Grosseto (venerdì 1 agosto 2025) — Il Tribunale di Grosseto ha riconosciuto il diritto di una ex impiegata a un inquadramento superiore e ha condannato l’azienda per condotte di mobbing che l’hanno isolata, umiliata e dequalificata nel suo ruolo. Il caso, seguito dalla Flai Cgil e dagli avvocati Andrea Stramaccia e Sara Simoni, rappresenta una sentenza importante per la tutela dei diritti dei lavoratori.
di Paola Capitanio
La lavoratrice, assunta come impiegata amministrativa al V livello del Contratto Alimentare Industria, ha dimostrato di svolgere mansioni di maggiore responsabilità che giustificavano il passaggio al IV livello fin dall’inizio del rapporto di lavoro. Il tribunale ha quindi condannato l’azienda a corrispondere le differenze retributive dovute.

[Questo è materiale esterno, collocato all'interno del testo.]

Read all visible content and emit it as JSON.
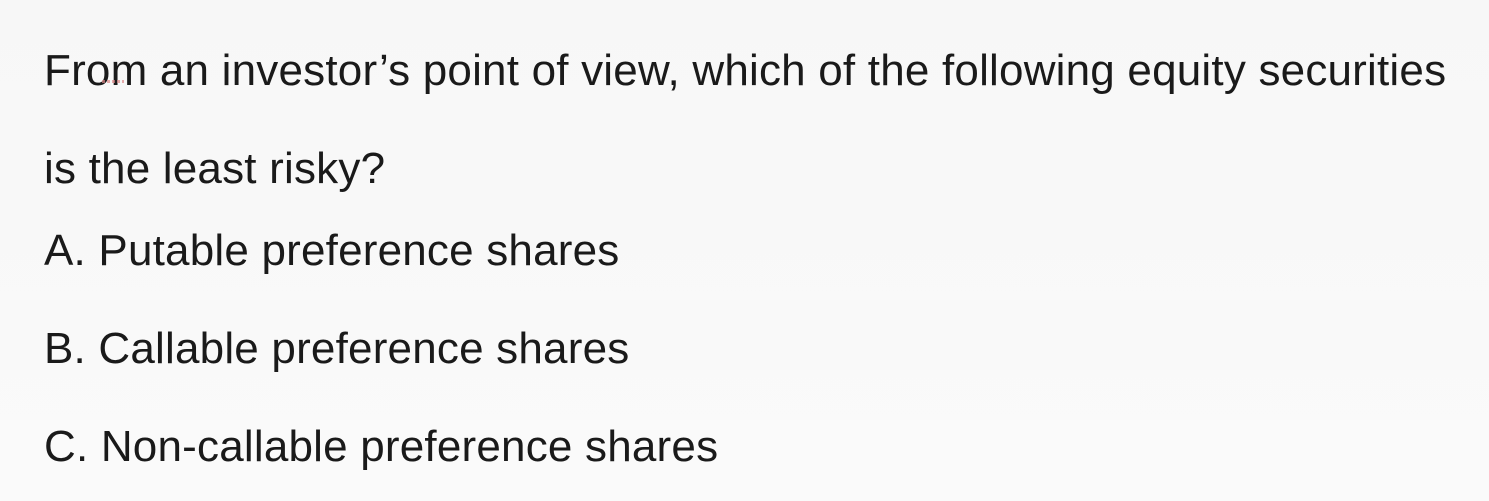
{
  "question": {
    "text": "From an investor’s point of view, which of the following equity securities is the least risky?"
  },
  "options": [
    {
      "label": "A. Putable preference shares"
    },
    {
      "label": "B. Callable preference shares"
    },
    {
      "label": "C. Non-callable preference shares"
    }
  ]
}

La sentenza ha inoltre accertato l’esistenza di un clima di mobbing caratterizzato da una serie di condotte persecutorie: progressivo demansionamento, assegnazione a mansioni inferiori, trasferimento in ambienti di lavoro degradanti, isolamento forzato, controlli ossessivi, offese e pressioni finalizzate alle dimissioni. Un contesto di ostilità confermato da colleghi, sindacalisti e persino dal sindaco locale.
La consulenza medico-legale ha evidenziato un disturbo dell’adattamento di origine lavorativa, rafforzando la condanna dell’azienda al risarcimento del danno morale, biologico ed esistenziale, oltre a spese legali e differenze retributive.
Mirko Borselli e Paolo Rossi della Flai Cgil Toscana e Grosseto hanno definito la sentenza un segnale forte a tutela della dignità del lavoro, sottolineando l’importanza del sostegno sindacale e della giustizia per chi subisce tali abusi.
Gli avvocati Stramaccia e Simoni hanno evidenziato la difficoltà nel dimostrare il mobbing, ma hanno elogiato il coraggio della lavoratrice e il valore di questa sentenza come esempio di giustizia.
La lavoratrice stessa ha commentato con speranza: “Questa vicenda può diventare un modello per chi subisce situazioni simili. Il messaggio è che c’è sempre una via d’uscita, anche se faticosa, e ne vale la pena. Ringrazio chi mi ha supportato, dal sindacato ai legali. La verità deve emergere e bisogna farsi rispettare.”